知られざる暗号評価プロジェクト CRYPTREC 第4回「選定ルール」

　セキュリティに関わる技術や製品の有効性を、客観的定量的に評価できたら最高以外の何ものでもないが、そこには「どんな事業で」「何を守るために」「どのように運用するか」といった変数が多数存在し、各社千差万別である。

　製品評価に一律の基準を設けることは容易ではないが、ここにセキュリティ技術の優劣を定量的に明確に白黒つけることができる夢の領域が存在した。暗号である。

　暗号はどれだけ時間をかければ破ることができるのか等を、それこそ定量的に計算し算出することができる。だから採用の可否をゼロイチで決めることが可能だ。

　「 CRYPTREC（クリプトレック）」とは、日本政府の暗号の採用可否を助言する複数の会議体の総称である。暗号における評価手法を、そのままセキュリティ製品一般に適用することなどもちろんありえない。しかし、評価がどのような手順で行われ、どのような役割を担った組織分掌が行われているかを知ることは、日々嘘くさいセールストークにうんざりしているセキュリティ製品選定者にとって、もはや一服の清涼剤にすらなるのではあるまいか。そんな目論見のもと ScanNetSecurity 編集人 上野を聞き手に本取材は敢行された。
◇
> 第1回「三つの会議体」
> 第2回「三つの暗号リスト」
> 第3回「リスト入りの基準」

●選定ルール

【独立行政法人情報処理推進機構】次は、利用実績があるかないか、製品化がされているかどうかの判断をどうするか、というところで選定ルールのフレームワークを作りました。
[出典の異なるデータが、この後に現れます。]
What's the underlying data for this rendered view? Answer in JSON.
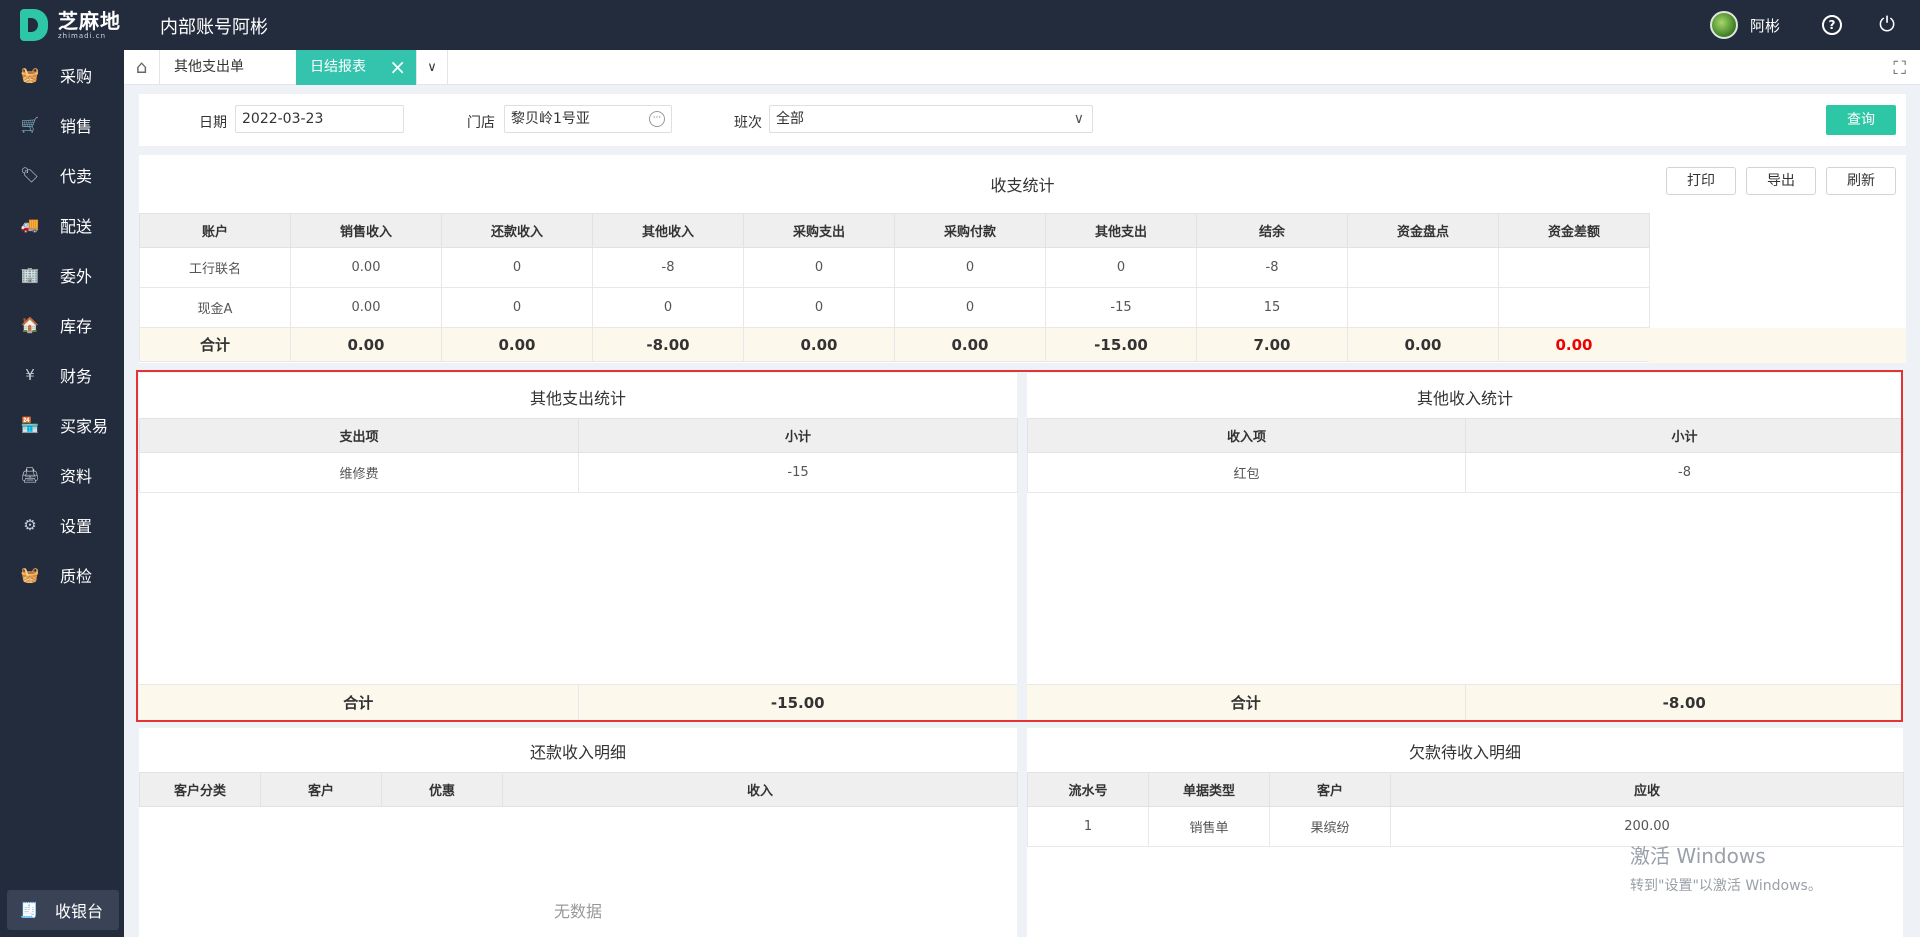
{
  "header": {
    "logo_cn": "芝麻地",
    "logo_en": "zhimadi.cn",
    "app_title": "内部账号阿彬",
    "user_name": "阿彬"
  },
  "sidebar": {
    "items": [
      {
        "label": "采购",
        "icon": "basket-icon"
      },
      {
        "label": "销售",
        "icon": "cart-icon"
      },
      {
        "label": "代卖",
        "icon": "tag-icon"
      },
      {
        "label": "配送",
        "icon": "truck-icon"
      },
      {
        "label": "委外",
        "icon": "building-icon"
      },
      {
        "label": "库存",
        "icon": "warehouse-icon"
      },
      {
        "label": "财务",
        "icon": "yen-icon"
      },
      {
        "label": "买家易",
        "icon": "store-icon"
      },
      {
        "label": "资料",
        "icon": "printer-icon"
      },
      {
        "label": "设置",
        "icon": "gear-icon"
      },
      {
        "label": "质检",
        "icon": "basket-icon"
      }
    ],
    "cashier": "收银台"
  },
  "tabs": {
    "tab1": "其他支出单",
    "tab2": "日结报表"
  },
  "filter": {
    "date_label": "日期",
    "date_value": "2022-03-23",
    "store_label": "门店",
    "store_value": "黎贝岭1号亚",
    "shift_label": "班次",
    "shift_value": "全部",
    "query": "查询"
  },
  "summary": {
    "title": "收支统计",
    "buttons": {
      "print": "打印",
      "export": "导出",
      "refresh": "刷新"
    },
    "headers": [
      "账户",
      "销售收入",
      "还款收入",
      "其他收入",
      "采购支出",
      "采购付款",
      "其他支出",
      "结余",
      "资金盘点",
      "资金差额"
    ],
    "rows": [
      [
        "工行联名",
        "0.00",
        "0",
        "-8",
        "0",
        "0",
        "0",
        "-8",
        "",
        ""
      ],
      [
        "现金A",
        "0.00",
        "0",
        "0",
        "0",
        "0",
        "-15",
        "15",
        "",
        ""
      ]
    ],
    "total": [
      "合计",
      "0.00",
      "0.00",
      "-8.00",
      "0.00",
      "0.00",
      "-15.00",
      "7.00",
      "0.00",
      "0.00"
    ]
  },
  "other_expense": {
    "title": "其他支出统计",
    "headers": [
      "支出项",
      "小计"
    ],
    "rows": [
      [
        "维修费",
        "-15"
      ]
    ],
    "total_label": "合计",
    "total_value": "-15.00"
  },
  "other_income": {
    "title": "其他收入统计",
    "headers": [
      "收入项",
      "小计"
    ],
    "rows": [
      [
        "红包",
        "-8"
      ]
    ],
    "total_label": "合计",
    "total_value": "-8.00"
  },
  "repayment": {
    "title": "还款收入明细",
    "headers": [
      "客户分类",
      "客户",
      "优惠",
      "收入"
    ],
    "empty": "无数据"
  },
  "receivable": {
    "title": "欠款待收入明细",
    "headers": [
      "流水号",
      "单据类型",
      "客户",
      "应收"
    ],
    "rows": [
      [
        "1",
        "销售单",
        "果缤纷",
        "200.00"
      ]
    ]
  },
  "watermark": {
    "line1": "激活 Windows",
    "line2": "转到\"设置\"以激活 Windows。"
  }
}
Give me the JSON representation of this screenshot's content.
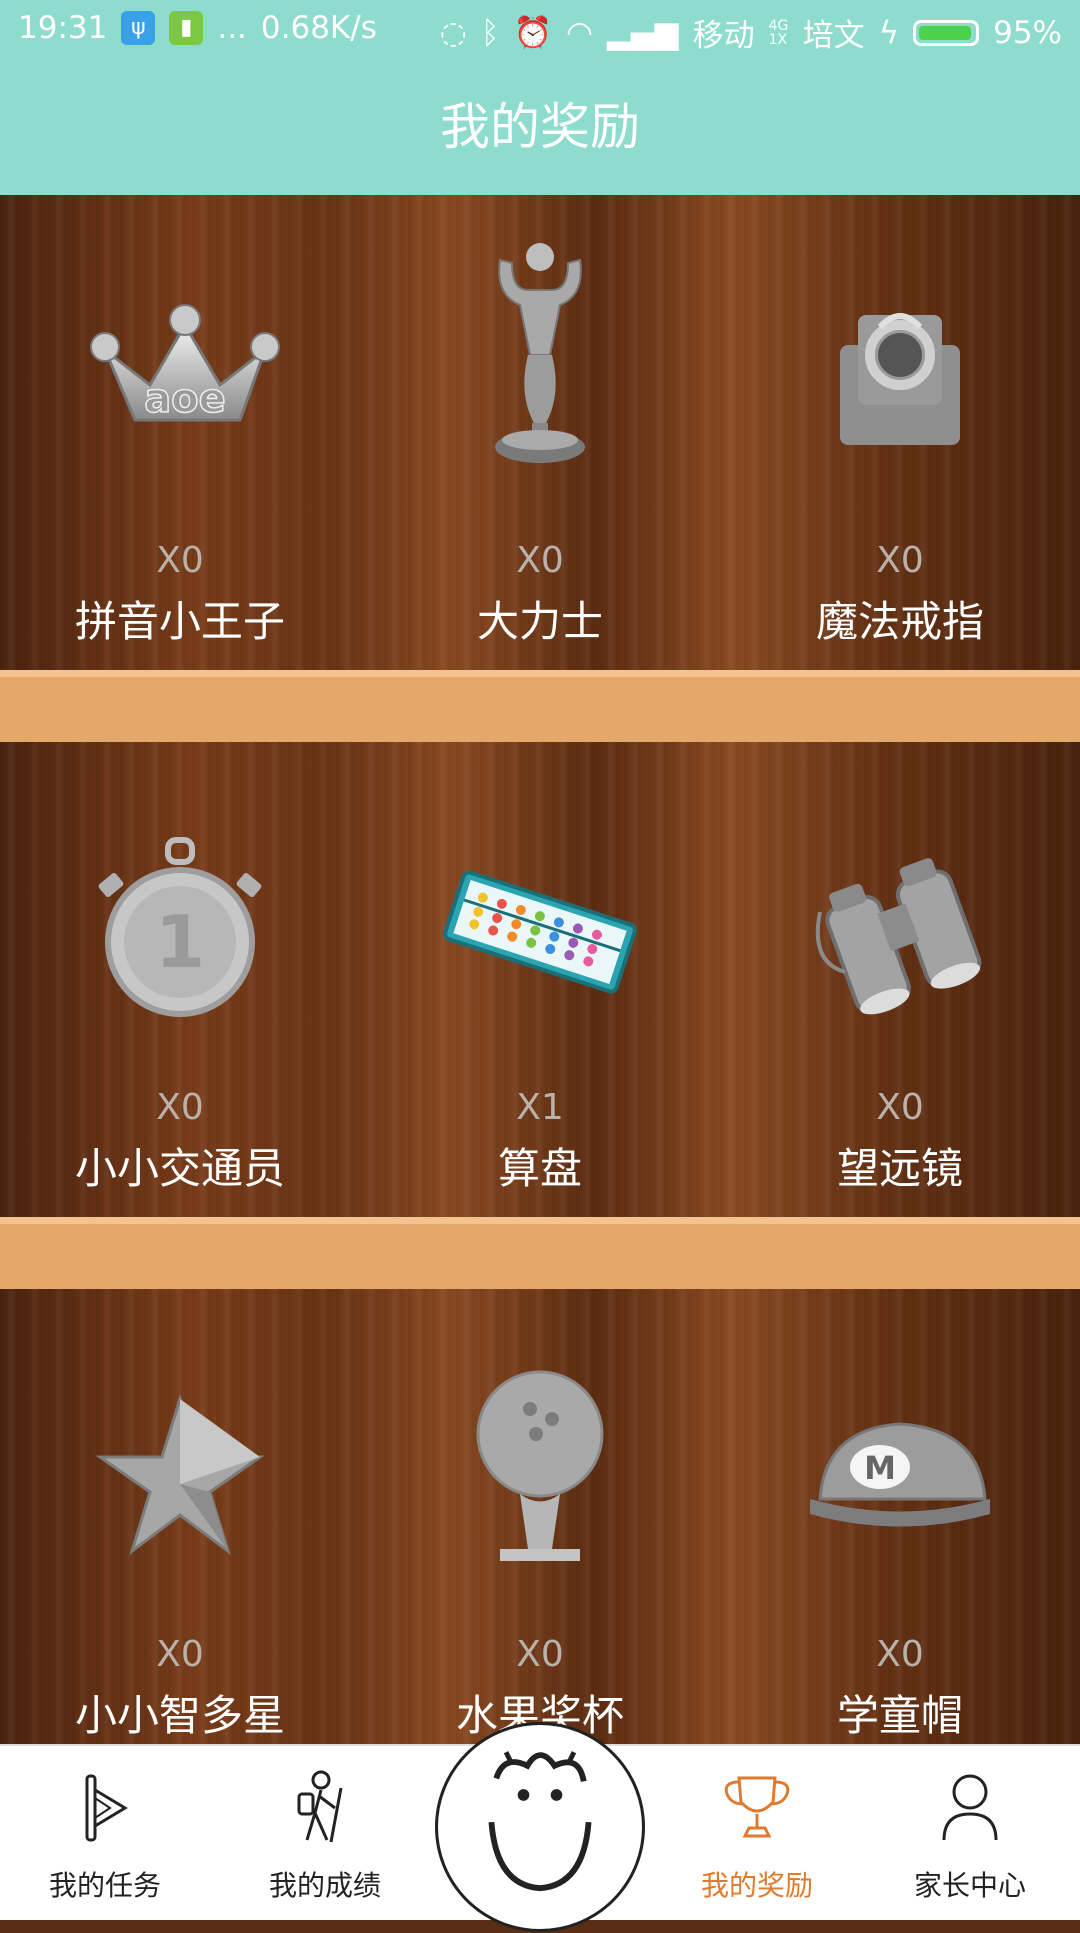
{
  "status_bar": {
    "time": "19:31",
    "more": "...",
    "speed": "0.68K/s",
    "carrier1": "移动",
    "network_type": "4G 1X",
    "carrier2": "培文",
    "battery_percent": "95%",
    "battery_level": 0.95
  },
  "header": {
    "title": "我的奖励"
  },
  "awards": [
    {
      "count": "X0",
      "name": "拼音小王子",
      "icon": "crown-icon",
      "badge_text": "aoe"
    },
    {
      "count": "X0",
      "name": "大力士",
      "icon": "strongman-trophy-icon"
    },
    {
      "count": "X0",
      "name": "魔法戒指",
      "icon": "ring-box-icon"
    },
    {
      "count": "X0",
      "name": "小小交通员",
      "icon": "stopwatch-icon",
      "badge_text": "1"
    },
    {
      "count": "X1",
      "name": "算盘",
      "icon": "abacus-icon"
    },
    {
      "count": "X0",
      "name": "望远镜",
      "icon": "binoculars-icon"
    },
    {
      "count": "X0",
      "name": "小小智多星",
      "icon": "star-icon"
    },
    {
      "count": "X0",
      "name": "水果奖杯",
      "icon": "bowling-trophy-icon"
    },
    {
      "count": "X0",
      "name": "学童帽",
      "icon": "cap-icon",
      "badge_text": "M"
    }
  ],
  "nav": {
    "items": [
      {
        "label": "我的任务",
        "icon": "flag-task-icon"
      },
      {
        "label": "我的成绩",
        "icon": "hiker-icon"
      },
      {
        "label": "我的奖励",
        "icon": "trophy-icon",
        "active": true
      },
      {
        "label": "家长中心",
        "icon": "person-icon"
      }
    ],
    "center_icon": "smiley-face-icon",
    "active_color": "#e07a2e"
  }
}
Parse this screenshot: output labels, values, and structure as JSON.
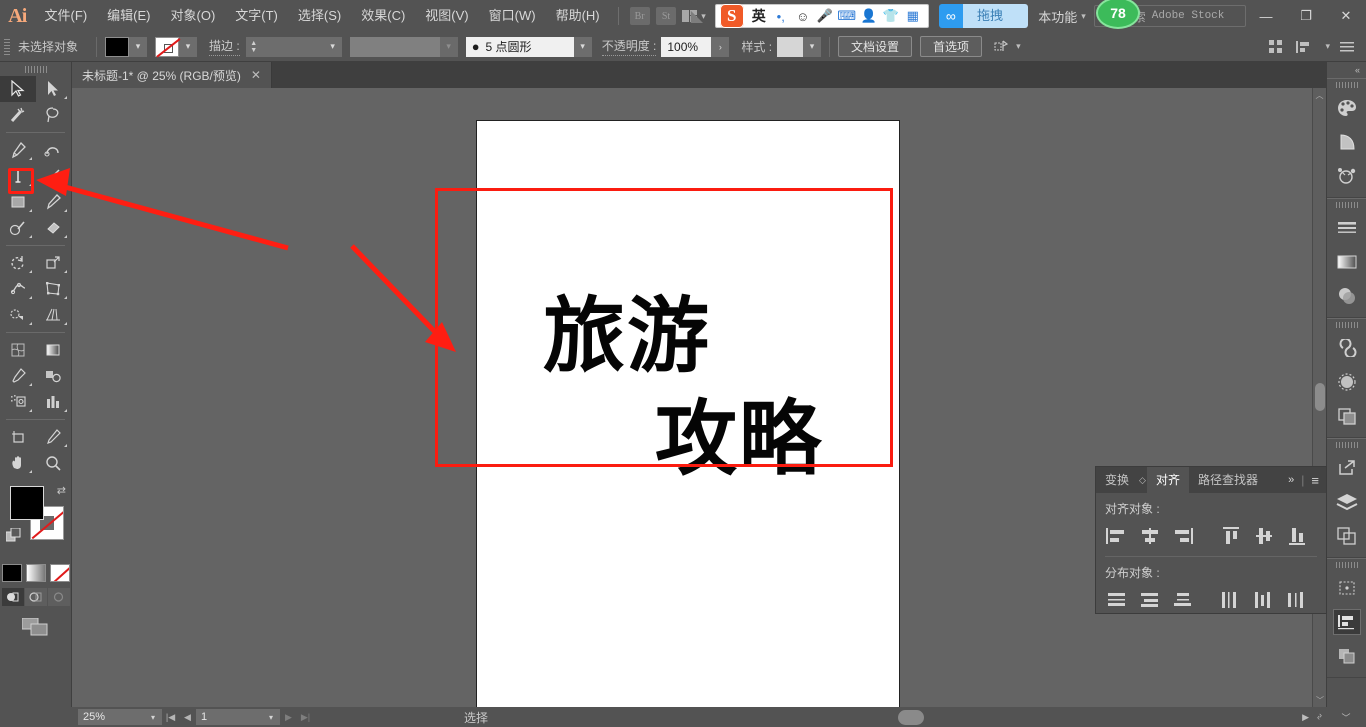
{
  "app": {
    "name": "Adobe Illustrator",
    "logo": "Ai"
  },
  "menubar": {
    "items": [
      {
        "label": "文件(F)",
        "name": "menu-file"
      },
      {
        "label": "编辑(E)",
        "name": "menu-edit"
      },
      {
        "label": "对象(O)",
        "name": "menu-object"
      },
      {
        "label": "文字(T)",
        "name": "menu-type"
      },
      {
        "label": "选择(S)",
        "name": "menu-select"
      },
      {
        "label": "效果(C)",
        "name": "menu-effect"
      },
      {
        "label": "视图(V)",
        "name": "menu-view"
      },
      {
        "label": "窗口(W)",
        "name": "menu-window"
      },
      {
        "label": "帮助(H)",
        "name": "menu-help"
      }
    ],
    "bridge_label": "Br",
    "stock_label": "St",
    "workspace_label": "本功能",
    "badge_count": "78",
    "search_label": "搜索",
    "search_placeholder": "Adobe Stock",
    "window_controls": {
      "minimize": "—",
      "restore": "❐",
      "close": "✕"
    }
  },
  "ime": {
    "logo": "S",
    "mode_label": "英",
    "punctuation": "•,",
    "items": [
      "emoji-icon",
      "microphone-icon",
      "keyboard-icon",
      "user-icon",
      "skin-icon",
      "apps-icon"
    ]
  },
  "upload": {
    "icon": "cloud-link-icon",
    "label": "拖拽上传"
  },
  "optionsbar": {
    "selection_status": "未选择对象",
    "fill_color": "#000000",
    "stroke_color": "none",
    "stroke_label": "描边 :",
    "stroke_weight": "",
    "brush_preset": "5 点圆形",
    "opacity_label": "不透明度 :",
    "opacity_value": "100%",
    "style_label": "样式 :",
    "doc_setup_button": "文档设置",
    "preferences_button": "首选项"
  },
  "tabs": {
    "documents": [
      {
        "title": "未标题-1* @ 25% (RGB/预览)",
        "close": "✕",
        "active": true
      }
    ]
  },
  "toolbar": {
    "tools_left": [
      {
        "name": "selection-tool",
        "glyph": "selection",
        "active": true
      },
      {
        "name": "magic-wand-tool",
        "glyph": "wand"
      },
      {
        "name": "pen-tool",
        "glyph": "pen",
        "submenu": true
      },
      {
        "name": "type-tool",
        "glyph": "type",
        "submenu": true,
        "highlighted": true
      },
      {
        "name": "rectangle-tool",
        "glyph": "rect",
        "submenu": true
      },
      {
        "name": "shaper-tool",
        "glyph": "shaper",
        "submenu": true
      },
      {
        "name": "rotate-tool",
        "glyph": "rotate",
        "submenu": true
      },
      {
        "name": "width-tool",
        "glyph": "width",
        "submenu": true
      },
      {
        "name": "shape-builder-tool",
        "glyph": "shapebuilder",
        "submenu": true
      },
      {
        "name": "perspective-grid-tool",
        "glyph": "perspective",
        "submenu": true
      },
      {
        "name": "eyedropper-tool",
        "glyph": "eyedropper",
        "submenu": true
      },
      {
        "name": "symbol-sprayer-tool",
        "glyph": "symbol",
        "submenu": true
      },
      {
        "name": "artboard-tool",
        "glyph": "artboard"
      },
      {
        "name": "hand-tool",
        "glyph": "hand",
        "submenu": true
      }
    ],
    "tools_right": [
      {
        "name": "direct-selection-tool",
        "glyph": "directsel",
        "submenu": true
      },
      {
        "name": "lasso-tool",
        "glyph": "lasso"
      },
      {
        "name": "curvature-tool",
        "glyph": "curvature"
      },
      {
        "name": "line-segment-tool",
        "glyph": "line",
        "submenu": true
      },
      {
        "name": "paintbrush-tool",
        "glyph": "brush",
        "submenu": true
      },
      {
        "name": "eraser-tool",
        "glyph": "eraser",
        "submenu": true
      },
      {
        "name": "scale-tool",
        "glyph": "scale",
        "submenu": true
      },
      {
        "name": "free-transform-tool",
        "glyph": "freetransform"
      },
      {
        "name": "gradient-tool",
        "glyph": "gradient"
      },
      {
        "name": "blend-tool",
        "glyph": "blend",
        "submenu": true
      },
      {
        "name": "column-graph-tool",
        "glyph": "graph",
        "submenu": true
      },
      {
        "name": "slice-tool",
        "glyph": "slice",
        "submenu": true
      },
      {
        "name": "zoom-tool",
        "glyph": "zoom"
      }
    ],
    "fill_color": "#000000",
    "stroke_color": "#ffffff",
    "swap_icon": "swap-fill-stroke-icon",
    "default_icon": "default-fill-stroke-icon",
    "mini_swatches": [
      "solid-color",
      "gradient",
      "none"
    ],
    "draw_modes": [
      "draw-normal",
      "draw-behind",
      "draw-inside"
    ],
    "screen_mode_icon": "screen-mode-icon"
  },
  "canvas": {
    "artboard": {
      "background": "#ffffff",
      "text_lines": [
        {
          "text": "旅游",
          "name": "artboard-text-line-1"
        },
        {
          "text": "攻略",
          "name": "artboard-text-line-2"
        }
      ]
    },
    "annotations": {
      "rect_color": "#fb1c10",
      "arrow_color": "#ff1e12",
      "arrow_1_name": "annotation-arrow-to-type-tool",
      "arrow_2_name": "annotation-arrow-to-canvas",
      "rect_name": "annotation-rect-around-text",
      "type_tool_highlight_name": "annotation-rect-type-tool"
    }
  },
  "align_panel": {
    "tabs": [
      {
        "label": "变换",
        "active": false,
        "name": "tab-transform"
      },
      {
        "label": "对齐",
        "active": true,
        "name": "tab-align"
      },
      {
        "label": "路径查找器",
        "active": false,
        "name": "tab-pathfinder"
      }
    ],
    "overflow_icon": "»",
    "menu_icon": "≡",
    "align_objects_label": "对齐对象 :",
    "distribute_objects_label": "分布对象 :",
    "align_buttons": [
      "align-left-edge",
      "align-horizontal-center",
      "align-right-edge",
      "align-top-edge",
      "align-vertical-center",
      "align-bottom-edge"
    ],
    "distribute_buttons": [
      "distribute-top-edge",
      "distribute-vertical-center",
      "distribute-bottom-edge",
      "distribute-left-edge",
      "distribute-horizontal-center",
      "distribute-right-edge"
    ]
  },
  "right_dock": {
    "collapse_icon": "«",
    "groups": [
      {
        "icons": [
          "color-palette-icon",
          "color-guide-icon",
          "symbols-icon"
        ]
      },
      {
        "icons": [
          "stroke-icon",
          "gradient-icon",
          "transparency-icon"
        ]
      },
      {
        "icons": [
          "creative-cloud-libraries-icon",
          "brushes-icon",
          "graphic-styles-icon"
        ]
      },
      {
        "icons": [
          "export-icon",
          "layers-icon",
          "artboards-icon"
        ]
      },
      {
        "icons": [
          "transform-icon",
          "align-icon",
          "pathfinder-icon"
        ]
      }
    ],
    "active_icon": "align-icon"
  },
  "statusbar": {
    "zoom_level": "25%",
    "page_number": "1",
    "status_text": "选择",
    "first_icon": "first-artboard-icon",
    "prev_icon": "prev-artboard-icon",
    "next_icon": "next-artboard-icon",
    "last_icon": "last-artboard-icon"
  }
}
暗号技術活用委員会の前身の暗号運用委員会が考えました。

　安全性の評価・実装の評価をクリアすると「推奨候補暗号リスト」に入ります。

　その後に、評価Ａと評価Ｂというふたつの判断基準があります。Ａは利用実績が十分であり、今後も安定的に利用可能であるかどうか、評価Ｂはまだそこまではクリアしていないけれど、今後利用される可能性が高そうかどうかを評価します。

　実際には「市販製品でどれぐらい使われていますか？」「暗号を作った会社だけが使っているわけではなくて、それ以外の会社にもちゃんと供給していますか？」「オープンソースありますか？」「政府で使われていますか？」「国際規格に入っていますか？」などで、まずＡの項目が評価されます。ここで十分だとなれば第二次選定に入ることになります。